The tibia is the main bone of the lower leg, more commonly known as the shin. It is the second largest bone in the body and provides important weight-bearing support. This article looks at the anatomy, articulation, and clinical correlations of the tibia.
The proximal end of the tibia is widened by two condyles, the medial and lateral condyles. These condyles form a flat surface known as the tibial plateau, which articulates with the femoral condyles to form the knee joint. Between the condyles is a region called the intercondylar eminence. This projects upwards on either side as the medial and lateral intercondylar tubercles. The intercondylar tubercles articulate with the intercondylar fossa of the femur. This area is the main site of attachment for the knee's ligaments and menisci.
The shaft of the tibia is prism-shaped and has three borders and three surfaces, the anterior, posterior, and lateral.The anterior border is marked by the tibial tuberosity and is palpable subcutaneously down the anterior surface of the leg as the shin. On the posterior surface is a ridge of bone known as the soleal line, the site of origin for part of the soleus muscle. The soleal line extends inferomedially, eventually blending with the medial border of the tibia. Near the soleal line is usually a nutrient artery. On the lateral border is the interosseous border, which gives attachment to the interosseous membrane that binds the tibia and the fibula together.
Intraosseous access is a form of vascular access used in emergency situations. It allows for the administration of fluids, blood products, and medications directly into the bone marrow. IO access is typically used when intravenous access is not available. There are two main sites in the tibia suitable for IO access, anteromedial surface, 2-3cm below the tibial tuberosity, and proximal to the medial malleolus. Potential complications of IO access include osteomyelitis, iatrogenic fracture, and compartment syndrome. Once IV access is achieved, IO infusions should be discontinued.
At the distal end of the tibia, the bone widens to provide weight-bearing support. The medial malleolus is a bony projection continuing inferiorly on the medial aspect of the tibia. It articulates with the tarsal bones to form part of the ankle joint. On the posterior surface of the tibia is a groove through which the tendon of tibialis posterior passes. The lateral aspect has the fibular notch, where the fibula is bound to the tibia to form the distal tibiofibular joint.
Fractures of the tibia are relatively common, and can be split into two main types. High energy trauma is more common in the younger population, while low energy trauma or insufficiency fractures are more common for the elderly. Fractures of the tibia most commonly occur at its shaft, often accompanied by fibula fractures. Fractures of the proximal tibia, also known as tibial plateau fractures, may break the condyles and may also damage the menisci and ligaments of the knee.

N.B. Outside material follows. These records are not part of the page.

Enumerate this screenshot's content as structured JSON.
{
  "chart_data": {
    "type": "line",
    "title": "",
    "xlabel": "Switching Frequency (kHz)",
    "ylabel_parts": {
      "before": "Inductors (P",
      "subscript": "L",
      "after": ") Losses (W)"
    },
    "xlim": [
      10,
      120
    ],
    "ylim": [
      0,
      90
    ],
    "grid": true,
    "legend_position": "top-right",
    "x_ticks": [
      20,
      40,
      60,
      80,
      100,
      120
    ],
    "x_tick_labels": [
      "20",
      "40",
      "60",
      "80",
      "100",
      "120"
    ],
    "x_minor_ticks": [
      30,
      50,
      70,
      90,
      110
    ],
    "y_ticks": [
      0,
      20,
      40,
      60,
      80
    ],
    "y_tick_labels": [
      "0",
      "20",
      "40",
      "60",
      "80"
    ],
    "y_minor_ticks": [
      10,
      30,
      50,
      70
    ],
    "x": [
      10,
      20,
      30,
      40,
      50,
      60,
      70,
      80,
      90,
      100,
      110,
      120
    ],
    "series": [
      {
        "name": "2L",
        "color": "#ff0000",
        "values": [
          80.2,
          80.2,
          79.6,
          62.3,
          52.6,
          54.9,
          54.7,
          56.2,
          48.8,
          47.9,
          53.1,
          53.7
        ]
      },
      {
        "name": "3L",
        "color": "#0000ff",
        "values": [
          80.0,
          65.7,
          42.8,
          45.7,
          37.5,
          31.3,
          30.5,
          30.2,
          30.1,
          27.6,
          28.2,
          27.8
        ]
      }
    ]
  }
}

These fractures are classified using the Schatzker classification and may require surgical management if very displaced.
The tibia is a long bone of the leg located between the knee and the ankle joints. It is cylindrical in shape, with a shaft and two distal ends that articulate with other bones. The shaft of the tibia is prism-shaped, with three borders and three surfaces. The anterior border, for instance, is palpable subcutaneously down the anterior surface of the leg as the shin. The posterior surface is marked by a ridge of bone known as the soleal line. The lateral border is referred to as the interosseous border. Meanwhile, the distal end of the tibia widens to assist with weight-bearing. The medial malleolus is a bony projection continuing inferiorly on the medial aspect of the tibia, which articulates with the tarsal bones to form part of the ankle joint.
Located between the condyles is a region called the intercondylar eminence. This area projects upwards on either side as the medial and lateral intercondylar tubercles, and is the main site of attachment for the ligaments and the menisci of the knee joint. The intercondylar tubercles of the tibia articulate with the intercondylar fossa of the femur.

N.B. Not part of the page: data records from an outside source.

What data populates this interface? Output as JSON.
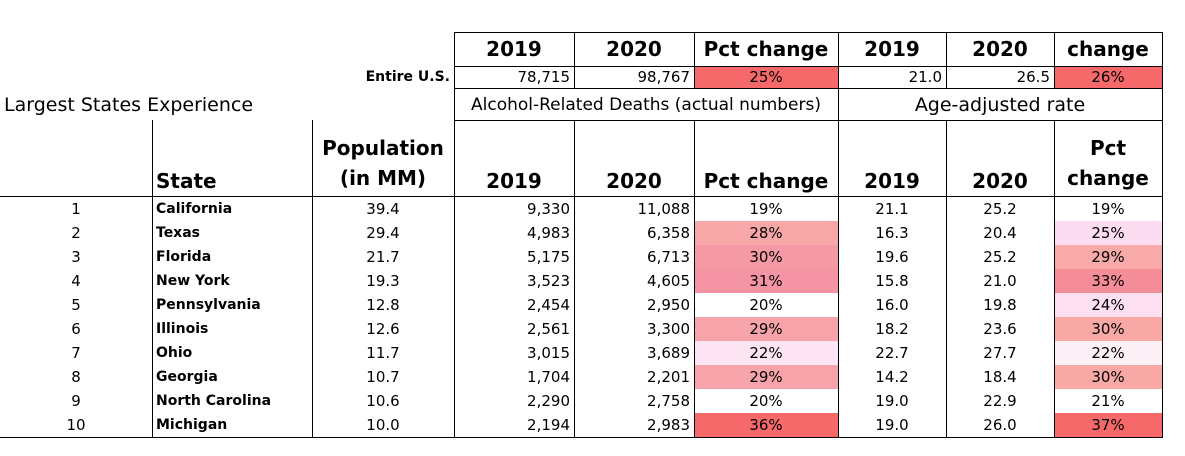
{
  "top_header": {
    "deaths_2019": "2019",
    "deaths_2020": "2020",
    "deaths_pct": "Pct change",
    "rate_2019": "2019",
    "rate_2020": "2020",
    "rate_change": "change"
  },
  "us_row": {
    "label": "Entire U.S.",
    "deaths_2019": "78,715",
    "deaths_2020": "98,767",
    "deaths_pct": "25%",
    "rate_2019": "21.0",
    "rate_2020": "26.5",
    "rate_change": "26%"
  },
  "section_titles": {
    "left": "Largest States Experience",
    "deaths": "Alcohol-Related Deaths (actual numbers)",
    "rate": "Age-adjusted rate"
  },
  "columns": {
    "state": "State",
    "population_line1": "Population",
    "population_line2": "(in MM)",
    "deaths_2019": "2019",
    "deaths_2020": "2020",
    "deaths_pct": "Pct change",
    "rate_2019": "2019",
    "rate_2020": "2020",
    "rate_pct_line1": "Pct",
    "rate_pct_line2": "change"
  },
  "colors": {
    "strong_red": "#f5696b",
    "mid_red": "#f8a0a2",
    "light_red": "#fbc1c3",
    "pink": "#fde0ee"
  },
  "rows": [
    {
      "rank": "1",
      "state": "California",
      "pop": "39.4",
      "d2019": "9,330",
      "d2020": "11,088",
      "dpct": "19%",
      "dcolor": "",
      "r2019": "21.1",
      "r2020": "25.2",
      "rpct": "19%",
      "rcolor": ""
    },
    {
      "rank": "2",
      "state": "Texas",
      "pop": "29.4",
      "d2019": "4,983",
      "d2020": "6,358",
      "dpct": "28%",
      "dcolor": "#f8a7a9",
      "r2019": "16.3",
      "r2020": "20.4",
      "rpct": "25%",
      "rcolor": "#fbdcf0"
    },
    {
      "rank": "3",
      "state": "Florida",
      "pop": "21.7",
      "d2019": "5,175",
      "d2020": "6,713",
      "dpct": "30%",
      "dcolor": "#f59aa4",
      "r2019": "19.6",
      "r2020": "25.2",
      "rpct": "29%",
      "rcolor": "#f8aaa8"
    },
    {
      "rank": "4",
      "state": "New York",
      "pop": "19.3",
      "d2019": "3,523",
      "d2020": "4,605",
      "dpct": "31%",
      "dcolor": "#f594a4",
      "r2019": "15.8",
      "r2020": "21.0",
      "rpct": "33%",
      "rcolor": "#f58d98"
    },
    {
      "rank": "5",
      "state": "Pennsylvania",
      "pop": "12.8",
      "d2019": "2,454",
      "d2020": "2,950",
      "dpct": "20%",
      "dcolor": "",
      "r2019": "16.0",
      "r2020": "19.8",
      "rpct": "24%",
      "rcolor": "#fce0f2"
    },
    {
      "rank": "6",
      "state": "Illinois",
      "pop": "12.6",
      "d2019": "2,561",
      "d2020": "3,300",
      "dpct": "29%",
      "dcolor": "#f7a3aa",
      "r2019": "18.2",
      "r2020": "23.6",
      "rpct": "30%",
      "rcolor": "#f8a9a6"
    },
    {
      "rank": "7",
      "state": "Ohio",
      "pop": "11.7",
      "d2019": "3,015",
      "d2020": "3,689",
      "dpct": "22%",
      "dcolor": "#fce4f3",
      "r2019": "22.7",
      "r2020": "27.7",
      "rpct": "22%",
      "rcolor": "#fdf0f7"
    },
    {
      "rank": "8",
      "state": "Georgia",
      "pop": "10.7",
      "d2019": "1,704",
      "d2020": "2,201",
      "dpct": "29%",
      "dcolor": "#f7a3aa",
      "r2019": "14.2",
      "r2020": "18.4",
      "rpct": "30%",
      "rcolor": "#f8a9a6"
    },
    {
      "rank": "9",
      "state": "North Carolina",
      "pop": "10.6",
      "d2019": "2,290",
      "d2020": "2,758",
      "dpct": "20%",
      "dcolor": "",
      "r2019": "19.0",
      "r2020": "22.9",
      "rpct": "21%",
      "rcolor": ""
    },
    {
      "rank": "10",
      "state": "Michigan",
      "pop": "10.0",
      "d2019": "2,194",
      "d2020": "2,983",
      "dpct": "36%",
      "dcolor": "#f5696b",
      "r2019": "19.0",
      "r2020": "26.0",
      "rpct": "37%",
      "rcolor": "#f5696b"
    }
  ]
}
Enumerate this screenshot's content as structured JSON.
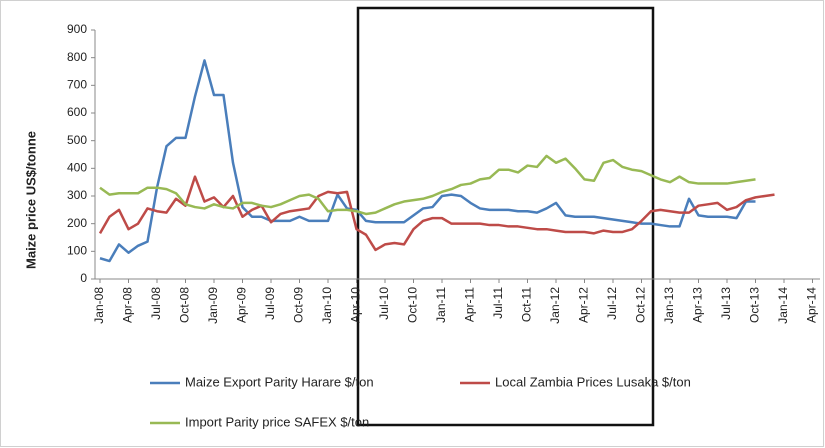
{
  "chart_data": {
    "type": "line",
    "y_label": "Maize price US$/tonne",
    "categories": [
      "Jan-08",
      null,
      null,
      "Apr-08",
      null,
      null,
      "Jul-08",
      null,
      null,
      "Oct-08",
      null,
      null,
      "Jan-09",
      null,
      null,
      "Apr-09",
      null,
      null,
      "Jul-09",
      null,
      null,
      "Oct-09",
      null,
      null,
      "Jan-10",
      null,
      null,
      "Apr-10",
      null,
      null,
      "Jul-10",
      null,
      null,
      "Oct-10",
      null,
      null,
      "Jan-11",
      null,
      null,
      "Apr-11",
      null,
      null,
      "Jul-11",
      null,
      null,
      "Oct-11",
      null,
      null,
      "Jan-12",
      null,
      null,
      "Apr-12",
      null,
      null,
      "Jul-12",
      null,
      null,
      "Oct-12",
      null,
      null,
      "Jan-13",
      null,
      null,
      "Apr-13",
      null,
      null,
      "Jul-13",
      null,
      null,
      "Oct-13",
      null,
      null,
      "Jan-14",
      null,
      null,
      "Apr-14"
    ],
    "series": [
      {
        "name": "Maize Export Parity Harare $/ton",
        "color": "#4a7ebb",
        "values": [
          75,
          65,
          125,
          95,
          120,
          135,
          330,
          480,
          510,
          510,
          660,
          790,
          665,
          665,
          420,
          260,
          225,
          225,
          210,
          210,
          210,
          225,
          210,
          210,
          210,
          305,
          255,
          250,
          210,
          205,
          205,
          205,
          205,
          230,
          255,
          260,
          300,
          305,
          300,
          275,
          255,
          250,
          250,
          250,
          245,
          245,
          240,
          255,
          275,
          230,
          225,
          225,
          225,
          220,
          215,
          210,
          205,
          200,
          200,
          195,
          190,
          190,
          290,
          230,
          225,
          225,
          225,
          220,
          280,
          280,
          null,
          null,
          null,
          null,
          null,
          null
        ]
      },
      {
        "name": "Local Zambia Prices Lusaka $/ton",
        "color": "#be4b48",
        "values": [
          165,
          225,
          250,
          180,
          200,
          255,
          245,
          240,
          290,
          265,
          370,
          280,
          295,
          260,
          300,
          225,
          250,
          265,
          205,
          235,
          245,
          250,
          255,
          300,
          315,
          310,
          315,
          180,
          160,
          105,
          125,
          130,
          125,
          180,
          210,
          220,
          220,
          200,
          200,
          200,
          200,
          195,
          195,
          190,
          190,
          185,
          180,
          180,
          175,
          170,
          170,
          170,
          165,
          175,
          170,
          170,
          180,
          210,
          245,
          250,
          245,
          240,
          240,
          265,
          270,
          275,
          250,
          260,
          285,
          295,
          300,
          305,
          null,
          null,
          null,
          null
        ]
      },
      {
        "name": "Import Parity price SAFEX $/ton",
        "color": "#98b954",
        "values": [
          330,
          305,
          310,
          310,
          310,
          330,
          330,
          325,
          310,
          270,
          260,
          255,
          270,
          260,
          255,
          275,
          275,
          265,
          260,
          270,
          285,
          300,
          305,
          290,
          245,
          250,
          250,
          245,
          235,
          240,
          255,
          270,
          280,
          285,
          290,
          300,
          315,
          325,
          340,
          345,
          360,
          365,
          395,
          395,
          385,
          410,
          405,
          445,
          420,
          435,
          400,
          360,
          355,
          420,
          430,
          405,
          395,
          390,
          375,
          360,
          350,
          370,
          350,
          345,
          345,
          345,
          345,
          350,
          355,
          360,
          null,
          null,
          null,
          null,
          null,
          null
        ]
      }
    ],
    "ylim": [
      0,
      900
    ],
    "yticks": [
      0,
      100,
      200,
      300,
      400,
      500,
      600,
      700,
      800,
      900
    ],
    "legend": "bottom"
  }
}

Intraosseous access is a form of vascular access used in the emergency setting, allowing the administration of fluids, blood products and medications directly into the bone marrow. It is typically used in an emergency when intravenous access is not obtainable. There are two main sites in the tibia that are suitable for IO access:
Complications of IO access include osteomyelitis, iatrogenic fracture and compartment syndrome. It is important to discontinue IO infusions when IV access has been achieved.

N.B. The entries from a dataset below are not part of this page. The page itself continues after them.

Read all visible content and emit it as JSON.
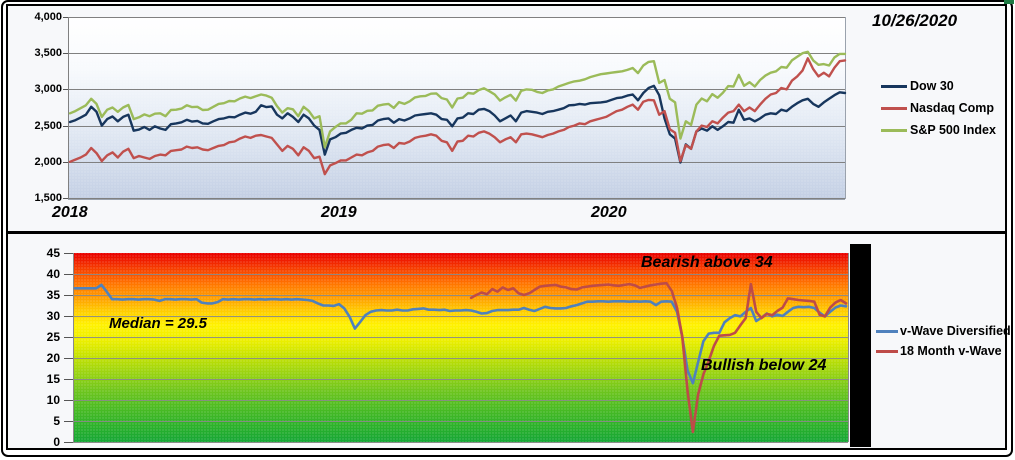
{
  "date_label": "10/26/2020",
  "accent_colors": {
    "dow": "#17365D",
    "nasdaq": "#C0504D",
    "sp500": "#9BBB59",
    "vwave_diversified": "#4F81BD",
    "vwave_18month": "#BE4B48",
    "gridline": "#808080",
    "panel_border": "#000000",
    "corner_mark_green": "#1F7A44"
  },
  "chart_data": [
    {
      "id": "index-chart",
      "type": "line",
      "title": "",
      "xlabel": "",
      "ylabel": "",
      "x_axis": {
        "labels": [
          "2018",
          "2019",
          "2020"
        ],
        "unit": "weeks"
      },
      "y_axis": {
        "tick_labels": [
          "4,000",
          "3,500",
          "3,000",
          "2,500",
          "2,000",
          "1,500"
        ],
        "tick_values": [
          4000,
          3500,
          3000,
          2500,
          2000,
          1500
        ],
        "ylim": [
          1500,
          4000
        ],
        "grid": true
      },
      "legend_position": "right",
      "plot_background_stops": [
        {
          "o": 0,
          "c": "#FFFFFF"
        },
        {
          "o": 0.28,
          "c": "#F8FAFD"
        },
        {
          "o": 0.6,
          "c": "#E3EAF4"
        },
        {
          "o": 1,
          "c": "#C3CFE4"
        }
      ],
      "series": [
        {
          "name": "Dow 30",
          "color": "#17365D",
          "values": [
            2550,
            2575,
            2610,
            2650,
            2760,
            2690,
            2500,
            2590,
            2625,
            2560,
            2620,
            2650,
            2430,
            2445,
            2480,
            2440,
            2490,
            2460,
            2440,
            2520,
            2530,
            2545,
            2580,
            2555,
            2565,
            2530,
            2525,
            2560,
            2590,
            2600,
            2620,
            2615,
            2650,
            2680,
            2665,
            2690,
            2780,
            2755,
            2765,
            2650,
            2600,
            2670,
            2620,
            2550,
            2650,
            2600,
            2500,
            2440,
            2100,
            2310,
            2340,
            2390,
            2400,
            2440,
            2470,
            2460,
            2500,
            2510,
            2570,
            2590,
            2600,
            2540,
            2590,
            2570,
            2600,
            2640,
            2650,
            2660,
            2670,
            2650,
            2590,
            2580,
            2490,
            2600,
            2610,
            2670,
            2660,
            2720,
            2730,
            2700,
            2640,
            2560,
            2600,
            2640,
            2560,
            2680,
            2700,
            2690,
            2680,
            2660,
            2690,
            2700,
            2720,
            2740,
            2780,
            2785,
            2800,
            2790,
            2810,
            2815,
            2820,
            2830,
            2855,
            2880,
            2890,
            2915,
            2930,
            2850,
            2950,
            3020,
            3050,
            2920,
            2600,
            2380,
            2320,
            1990,
            2240,
            2180,
            2420,
            2460,
            2430,
            2490,
            2440,
            2490,
            2550,
            2540,
            2720,
            2580,
            2600,
            2560,
            2600,
            2650,
            2670,
            2660,
            2720,
            2700,
            2760,
            2810,
            2850,
            2870,
            2800,
            2760,
            2820,
            2870,
            2920,
            2960,
            2950
          ]
        },
        {
          "name": "Nasdaq Comp",
          "color": "#C0504D",
          "values": [
            2000,
            2030,
            2060,
            2100,
            2190,
            2120,
            2010,
            2090,
            2130,
            2060,
            2140,
            2180,
            2050,
            2080,
            2060,
            2040,
            2080,
            2100,
            2090,
            2150,
            2160,
            2170,
            2210,
            2190,
            2200,
            2170,
            2160,
            2190,
            2220,
            2230,
            2270,
            2280,
            2320,
            2350,
            2330,
            2360,
            2370,
            2350,
            2330,
            2240,
            2150,
            2220,
            2180,
            2090,
            2200,
            2150,
            2050,
            2070,
            1830,
            1950,
            1980,
            2020,
            2020,
            2060,
            2100,
            2090,
            2130,
            2150,
            2210,
            2230,
            2240,
            2190,
            2260,
            2250,
            2280,
            2330,
            2350,
            2360,
            2380,
            2360,
            2290,
            2270,
            2150,
            2280,
            2290,
            2360,
            2350,
            2400,
            2420,
            2390,
            2340,
            2270,
            2310,
            2340,
            2270,
            2380,
            2390,
            2380,
            2360,
            2340,
            2370,
            2390,
            2420,
            2440,
            2480,
            2500,
            2530,
            2520,
            2560,
            2580,
            2600,
            2620,
            2660,
            2700,
            2720,
            2760,
            2790,
            2720,
            2830,
            2855,
            2850,
            2650,
            2700,
            2450,
            2400,
            2010,
            2230,
            2180,
            2420,
            2500,
            2480,
            2560,
            2530,
            2610,
            2680,
            2700,
            2790,
            2700,
            2750,
            2700,
            2790,
            2870,
            2930,
            2950,
            3020,
            3000,
            3120,
            3180,
            3260,
            3430,
            3280,
            3180,
            3230,
            3180,
            3300,
            3390,
            3400
          ]
        },
        {
          "name": "S&P 500 Index",
          "color": "#9BBB59",
          "values": [
            2670,
            2700,
            2740,
            2780,
            2870,
            2800,
            2620,
            2720,
            2750,
            2690,
            2750,
            2785,
            2590,
            2615,
            2655,
            2630,
            2665,
            2670,
            2630,
            2715,
            2720,
            2735,
            2780,
            2755,
            2760,
            2715,
            2720,
            2760,
            2800,
            2810,
            2840,
            2835,
            2875,
            2900,
            2880,
            2905,
            2930,
            2915,
            2885,
            2770,
            2680,
            2740,
            2725,
            2630,
            2760,
            2700,
            2600,
            2630,
            2200,
            2420,
            2480,
            2530,
            2530,
            2580,
            2670,
            2665,
            2705,
            2710,
            2775,
            2790,
            2800,
            2745,
            2825,
            2800,
            2835,
            2890,
            2905,
            2910,
            2940,
            2945,
            2880,
            2860,
            2750,
            2875,
            2885,
            2950,
            2940,
            2990,
            3015,
            2975,
            2930,
            2845,
            2890,
            2925,
            2845,
            2980,
            3000,
            2995,
            2965,
            2950,
            2985,
            3000,
            3040,
            3065,
            3090,
            3110,
            3120,
            3140,
            3170,
            3190,
            3210,
            3220,
            3230,
            3240,
            3250,
            3270,
            3295,
            3225,
            3330,
            3380,
            3390,
            3090,
            3130,
            2870,
            2820,
            2320,
            2560,
            2510,
            2790,
            2875,
            2835,
            2935,
            2885,
            2955,
            3045,
            3040,
            3200,
            3050,
            3100,
            3040,
            3130,
            3190,
            3230,
            3250,
            3310,
            3300,
            3400,
            3450,
            3500,
            3520,
            3400,
            3340,
            3350,
            3330,
            3440,
            3490,
            3490
          ]
        }
      ]
    },
    {
      "id": "v-wave-chart",
      "type": "line",
      "title": "",
      "y_axis": {
        "tick_labels": [
          "45",
          "40",
          "35",
          "30",
          "25",
          "20",
          "15",
          "10",
          "5",
          "0"
        ],
        "tick_values": [
          45,
          40,
          35,
          30,
          25,
          20,
          15,
          10,
          5,
          0
        ],
        "ylim": [
          0,
          45
        ],
        "grid": true
      },
      "legend_position": "right",
      "annotations": [
        {
          "id": "bearish",
          "text": "Bearish above 34",
          "y_value": 42
        },
        {
          "id": "median",
          "text": "Median = 29.5",
          "y_value": 28
        },
        {
          "id": "bullish",
          "text": "Bullish below 24",
          "y_value": 19
        }
      ],
      "plot_background_stops": [
        {
          "o": 0,
          "c": "#E80000"
        },
        {
          "o": 0.08,
          "c": "#F63C00"
        },
        {
          "o": 0.16,
          "c": "#FF7300"
        },
        {
          "o": 0.24,
          "c": "#FFA000"
        },
        {
          "o": 0.31,
          "c": "#FFCE00"
        },
        {
          "o": 0.38,
          "c": "#FFF200"
        },
        {
          "o": 0.46,
          "c": "#EDEF00"
        },
        {
          "o": 0.54,
          "c": "#C8E300"
        },
        {
          "o": 0.63,
          "c": "#9CD411"
        },
        {
          "o": 0.73,
          "c": "#6EC51E"
        },
        {
          "o": 0.83,
          "c": "#48BA24"
        },
        {
          "o": 0.92,
          "c": "#2BB12B"
        },
        {
          "o": 1,
          "c": "#16A636"
        }
      ],
      "series": [
        {
          "name": "v-Wave Diversified",
          "color": "#4F81BD",
          "start_index": 0,
          "values": [
            36.6,
            36.6,
            36.6,
            36.6,
            36.6,
            37.4,
            35.8,
            34.0,
            34.0,
            33.9,
            34.0,
            34.0,
            33.9,
            34.0,
            34.0,
            33.9,
            33.6,
            34.0,
            34.0,
            33.9,
            34.0,
            34.0,
            33.9,
            34.0,
            33.2,
            33.0,
            33.0,
            33.3,
            34.0,
            33.9,
            34.0,
            33.9,
            34.0,
            34.0,
            33.9,
            34.0,
            33.9,
            34.0,
            34.0,
            33.9,
            34.0,
            33.9,
            34.0,
            33.9,
            33.8,
            33.6,
            33.0,
            32.5,
            32.5,
            32.4,
            32.8,
            31.8,
            29.8,
            27.0,
            28.6,
            30.2,
            31.0,
            31.3,
            31.4,
            31.3,
            31.3,
            31.5,
            31.3,
            31.3,
            31.6,
            31.7,
            31.8,
            31.5,
            31.5,
            31.4,
            31.5,
            31.2,
            31.3,
            31.3,
            31.4,
            31.3,
            31.0,
            30.6,
            30.7,
            31.2,
            31.4,
            31.4,
            31.4,
            31.5,
            31.5,
            31.9,
            31.5,
            31.2,
            31.7,
            32.2,
            31.9,
            31.8,
            31.8,
            31.9,
            32.3,
            32.6,
            33.0,
            33.4,
            33.4,
            33.5,
            33.5,
            33.4,
            33.5,
            33.5,
            33.5,
            33.4,
            33.5,
            33.4,
            33.5,
            33.4,
            32.6,
            33.4,
            33.5,
            33.4,
            31.0,
            25.0,
            17.0,
            14.0,
            19.0,
            24.0,
            25.8,
            26.0,
            26.0,
            28.5,
            29.5,
            30.2,
            29.9,
            31.0,
            31.9,
            28.8,
            29.6,
            30.6,
            29.9,
            30.3,
            30.0,
            31.0,
            31.9,
            32.2,
            32.1,
            32.2,
            31.9,
            30.8,
            29.9,
            31.0,
            32.0,
            32.5,
            32.3
          ]
        },
        {
          "name": "18 Month v-Wave",
          "color": "#BE4B48",
          "start_index": 75,
          "values": [
            34.3,
            35.0,
            35.6,
            35.2,
            36.4,
            35.8,
            36.8,
            36.2,
            36.6,
            35.4,
            35.0,
            35.4,
            36.2,
            37.0,
            37.2,
            37.3,
            37.4,
            37.0,
            36.8,
            36.4,
            36.3,
            36.8,
            37.0,
            37.2,
            37.3,
            37.4,
            37.5,
            37.3,
            37.2,
            37.4,
            37.6,
            37.3,
            36.7,
            37.0,
            37.3,
            37.5,
            37.7,
            37.8,
            36.0,
            32.0,
            25.0,
            12.0,
            2.4,
            11.3,
            16.1,
            19.3,
            22.9,
            25.3,
            25.4,
            25.5,
            26.0,
            27.8,
            29.5,
            37.6,
            31.0,
            29.5,
            30.5,
            30.2,
            31.2,
            32.0,
            34.2,
            34.0,
            33.8,
            33.7,
            33.6,
            33.4,
            30.3,
            29.9,
            32.0,
            33.2,
            33.8,
            33.0
          ]
        }
      ]
    }
  ]
}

Fractures of the tibia are relatively common. The two main types are high energy trauma, which is more common in the younger population, and low energy trauma or insufficiency fractures, which is more common in the elderly. The most common type of fracture is at the shaft of the tibia, which is typically associated with fibula fractures. Proximal tibia fractures, known as tibial plateau fractures, can involve injury to the menisci and ligaments of the knee; these fractures are classified using the Schatzker classification and may require operative management. Complications of tibial fractures include compartment syndrome, which should be monitored for in the pre and post-operative phases. At the ankle, the medial malleolus can be fractured.
Medial malleolus fractures are caused by the ankle being twisted inwards (over-inversion), where the talus of the foot is forced against the medial malleolus, producing a spiral fracture. These types of fractures rarely happen in isolation and the lateral malleolus is usually fractured as well; these types of fractures may require operative management to be stabilized.